My point, really, is that by assuming your clients are profoundly ignorant about technology and design, you are missing a chance to collaborate with people who may be your peers in a lot of ways, people who often know their own businesses and objectives extremely well. You are missing a chance for a truly harmonious relationship where client and designer bounce ideas off each other to produce greater results than the designer, no matter how visionary they are, could have accomplished on his or her own.]


4 responses to “The Myth of the Ignorant Client”

  1. I’m glad that you’ve pointed this out. Some time ago, I used to scoff behind a client’s back because I felt they did not know anything about the web. And, of course, I felt I was always right. Changing this attitude has done wonders for my relationship with clients.

    My company chooses to educate clients. We host classes on SEO, Social Media, Usability, etc.
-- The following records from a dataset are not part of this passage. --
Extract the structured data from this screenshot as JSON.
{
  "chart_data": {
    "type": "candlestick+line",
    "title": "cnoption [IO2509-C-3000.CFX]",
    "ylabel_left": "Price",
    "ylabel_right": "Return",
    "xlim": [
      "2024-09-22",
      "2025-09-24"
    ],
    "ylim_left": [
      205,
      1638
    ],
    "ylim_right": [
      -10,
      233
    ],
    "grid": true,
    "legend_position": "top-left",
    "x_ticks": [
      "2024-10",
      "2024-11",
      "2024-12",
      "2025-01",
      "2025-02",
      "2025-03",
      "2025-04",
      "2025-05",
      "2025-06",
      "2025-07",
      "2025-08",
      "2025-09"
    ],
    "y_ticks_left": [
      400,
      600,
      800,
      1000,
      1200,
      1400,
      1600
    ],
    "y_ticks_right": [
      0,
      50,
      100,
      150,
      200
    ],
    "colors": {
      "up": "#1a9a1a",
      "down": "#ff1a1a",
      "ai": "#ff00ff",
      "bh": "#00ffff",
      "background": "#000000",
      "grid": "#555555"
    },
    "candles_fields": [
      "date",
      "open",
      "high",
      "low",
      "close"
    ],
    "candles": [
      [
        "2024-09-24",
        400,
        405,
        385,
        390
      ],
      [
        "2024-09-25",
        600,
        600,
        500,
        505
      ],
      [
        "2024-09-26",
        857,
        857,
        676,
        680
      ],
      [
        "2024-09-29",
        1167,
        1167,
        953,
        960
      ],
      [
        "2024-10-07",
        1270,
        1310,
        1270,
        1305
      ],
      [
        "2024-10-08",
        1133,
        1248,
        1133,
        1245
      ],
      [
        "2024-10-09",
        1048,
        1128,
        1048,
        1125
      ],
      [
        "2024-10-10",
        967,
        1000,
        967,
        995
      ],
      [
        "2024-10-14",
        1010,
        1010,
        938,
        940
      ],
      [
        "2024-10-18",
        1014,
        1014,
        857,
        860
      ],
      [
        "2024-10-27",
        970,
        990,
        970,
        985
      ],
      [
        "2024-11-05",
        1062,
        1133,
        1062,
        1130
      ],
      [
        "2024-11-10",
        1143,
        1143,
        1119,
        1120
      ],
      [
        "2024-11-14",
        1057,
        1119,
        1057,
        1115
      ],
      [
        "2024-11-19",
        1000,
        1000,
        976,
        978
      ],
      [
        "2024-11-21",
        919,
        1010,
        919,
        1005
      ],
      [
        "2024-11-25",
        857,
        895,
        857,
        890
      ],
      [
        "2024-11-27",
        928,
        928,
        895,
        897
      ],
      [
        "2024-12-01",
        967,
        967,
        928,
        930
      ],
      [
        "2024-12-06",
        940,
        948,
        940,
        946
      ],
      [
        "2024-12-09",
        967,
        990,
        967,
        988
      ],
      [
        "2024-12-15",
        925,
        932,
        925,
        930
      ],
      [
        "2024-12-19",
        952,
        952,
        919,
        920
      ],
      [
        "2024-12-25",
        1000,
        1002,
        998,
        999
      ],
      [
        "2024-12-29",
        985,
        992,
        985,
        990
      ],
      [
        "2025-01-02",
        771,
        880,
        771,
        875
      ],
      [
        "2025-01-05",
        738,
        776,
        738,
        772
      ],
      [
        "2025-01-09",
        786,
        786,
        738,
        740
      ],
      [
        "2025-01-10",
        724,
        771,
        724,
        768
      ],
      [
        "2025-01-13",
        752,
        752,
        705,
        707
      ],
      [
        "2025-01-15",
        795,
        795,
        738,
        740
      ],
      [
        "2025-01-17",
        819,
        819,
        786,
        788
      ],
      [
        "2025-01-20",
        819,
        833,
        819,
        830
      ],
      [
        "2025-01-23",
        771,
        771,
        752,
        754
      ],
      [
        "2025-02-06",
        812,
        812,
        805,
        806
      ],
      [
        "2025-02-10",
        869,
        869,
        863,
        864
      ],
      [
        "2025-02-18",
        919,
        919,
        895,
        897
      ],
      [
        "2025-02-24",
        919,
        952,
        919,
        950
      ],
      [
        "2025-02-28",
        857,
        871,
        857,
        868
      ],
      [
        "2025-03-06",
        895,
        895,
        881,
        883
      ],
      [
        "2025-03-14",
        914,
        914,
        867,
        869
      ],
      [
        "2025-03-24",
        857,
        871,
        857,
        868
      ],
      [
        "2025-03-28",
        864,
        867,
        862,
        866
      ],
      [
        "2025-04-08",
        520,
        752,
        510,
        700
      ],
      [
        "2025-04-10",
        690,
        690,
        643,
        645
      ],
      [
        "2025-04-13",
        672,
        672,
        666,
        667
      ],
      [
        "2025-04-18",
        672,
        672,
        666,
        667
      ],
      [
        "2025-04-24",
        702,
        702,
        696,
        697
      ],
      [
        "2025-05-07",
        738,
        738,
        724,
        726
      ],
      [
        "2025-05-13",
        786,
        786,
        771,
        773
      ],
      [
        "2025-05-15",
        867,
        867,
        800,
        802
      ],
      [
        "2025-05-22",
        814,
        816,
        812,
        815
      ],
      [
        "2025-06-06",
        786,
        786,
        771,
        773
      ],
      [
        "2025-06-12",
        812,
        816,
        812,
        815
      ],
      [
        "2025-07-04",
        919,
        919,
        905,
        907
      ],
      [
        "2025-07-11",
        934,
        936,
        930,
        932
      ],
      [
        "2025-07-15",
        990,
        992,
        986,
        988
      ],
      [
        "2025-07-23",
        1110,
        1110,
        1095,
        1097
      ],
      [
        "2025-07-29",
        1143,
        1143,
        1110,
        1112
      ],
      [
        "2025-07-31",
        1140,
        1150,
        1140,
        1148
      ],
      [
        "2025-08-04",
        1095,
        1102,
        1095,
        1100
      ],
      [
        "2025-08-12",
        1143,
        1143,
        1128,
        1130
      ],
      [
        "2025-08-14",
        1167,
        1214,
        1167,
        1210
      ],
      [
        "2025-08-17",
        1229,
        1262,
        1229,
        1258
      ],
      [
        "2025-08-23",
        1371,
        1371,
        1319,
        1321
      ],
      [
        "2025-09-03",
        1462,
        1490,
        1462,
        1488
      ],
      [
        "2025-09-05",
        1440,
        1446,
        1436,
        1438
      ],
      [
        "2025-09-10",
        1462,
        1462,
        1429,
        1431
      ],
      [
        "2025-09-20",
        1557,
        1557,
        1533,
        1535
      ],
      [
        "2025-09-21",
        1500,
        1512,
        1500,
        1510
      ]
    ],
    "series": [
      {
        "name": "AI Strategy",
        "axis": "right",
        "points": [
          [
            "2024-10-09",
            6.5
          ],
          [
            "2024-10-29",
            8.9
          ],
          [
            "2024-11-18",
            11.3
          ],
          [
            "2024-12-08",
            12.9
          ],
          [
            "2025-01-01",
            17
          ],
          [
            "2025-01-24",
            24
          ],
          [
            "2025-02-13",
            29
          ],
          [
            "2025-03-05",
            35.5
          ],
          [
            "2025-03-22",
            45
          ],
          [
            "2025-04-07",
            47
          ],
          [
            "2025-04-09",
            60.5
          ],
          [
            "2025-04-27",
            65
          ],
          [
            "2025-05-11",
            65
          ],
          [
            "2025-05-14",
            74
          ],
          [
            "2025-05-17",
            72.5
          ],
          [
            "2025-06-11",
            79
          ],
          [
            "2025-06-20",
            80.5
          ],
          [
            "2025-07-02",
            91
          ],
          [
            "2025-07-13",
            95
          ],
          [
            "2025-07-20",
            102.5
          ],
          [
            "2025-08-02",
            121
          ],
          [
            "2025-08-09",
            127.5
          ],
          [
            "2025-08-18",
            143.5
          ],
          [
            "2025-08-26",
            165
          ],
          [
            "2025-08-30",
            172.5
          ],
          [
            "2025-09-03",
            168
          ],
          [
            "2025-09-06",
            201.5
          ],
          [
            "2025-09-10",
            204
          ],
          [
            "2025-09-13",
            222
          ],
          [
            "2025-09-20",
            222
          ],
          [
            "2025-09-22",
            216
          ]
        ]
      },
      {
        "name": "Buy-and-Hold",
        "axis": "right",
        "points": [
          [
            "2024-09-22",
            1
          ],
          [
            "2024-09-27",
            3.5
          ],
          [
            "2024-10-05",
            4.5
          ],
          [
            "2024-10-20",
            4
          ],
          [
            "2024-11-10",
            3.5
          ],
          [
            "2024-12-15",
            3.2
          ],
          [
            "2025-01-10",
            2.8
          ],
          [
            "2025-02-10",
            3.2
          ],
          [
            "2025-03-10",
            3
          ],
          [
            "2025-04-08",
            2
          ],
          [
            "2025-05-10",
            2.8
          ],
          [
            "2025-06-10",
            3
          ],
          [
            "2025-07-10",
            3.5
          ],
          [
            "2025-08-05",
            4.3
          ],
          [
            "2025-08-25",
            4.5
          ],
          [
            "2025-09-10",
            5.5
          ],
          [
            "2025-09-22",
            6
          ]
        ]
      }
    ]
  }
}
Our goal is to give the client the ability to make informed decisions about their website. No one knows their business better than they do.

    As a web designer, it’s a very rewarding experience. It allows clients to become a team players. All around there is less frustration and a better end result in the project. A little education goes a long way.

  2. Great, great post. I agree wholeheartedly — we’ve reached the point where the internet is shifting to become the dominant medium and, as such, nearly everyone has day-to-day experience with it.

    All of my recent clients have come to the table informed about their needs. They all know what works and what doesn’t, and it’s surprisingly easy to get things off the ground and focus on solid web design patterns — which we both know work.

    Really, it’s just the maturation of our industry from odd curiosity into an truly ‘new medium.’ Despite furious progress, the technological aspect of design projects are starting to matter less — we’re finding the patterns that work and deliver the most value.

    It’s exciting times to work in this field, right now. I’m thrilled that the challenges today are more about how to win with great process, messaging, and design — rather than hand-waving about selling the newest technology.

  3. Andrew Green Avatar
    Andrew Green

    Thanks for this post, Chris.

    I often think that consultants that create the music industry producer/artist relationship with the client generally create better experiences. You can only do that successfully if you respect your client, include and create with them.

  4. I often find my troubles increase if my client is half-informed. For example, I recently did a redesign a of an ancient site–thousands of static HTML pages with nested tables–but the client was extremely worried that moving to a simple PHP CMS would ruin their google page rank. Near the end of the project, I started getting questions about why the site wouldn’t update using FrontPage. (!) Honestly, in that case, it would’ve been very convenient to work with a completely uninformed client who was open to best practices.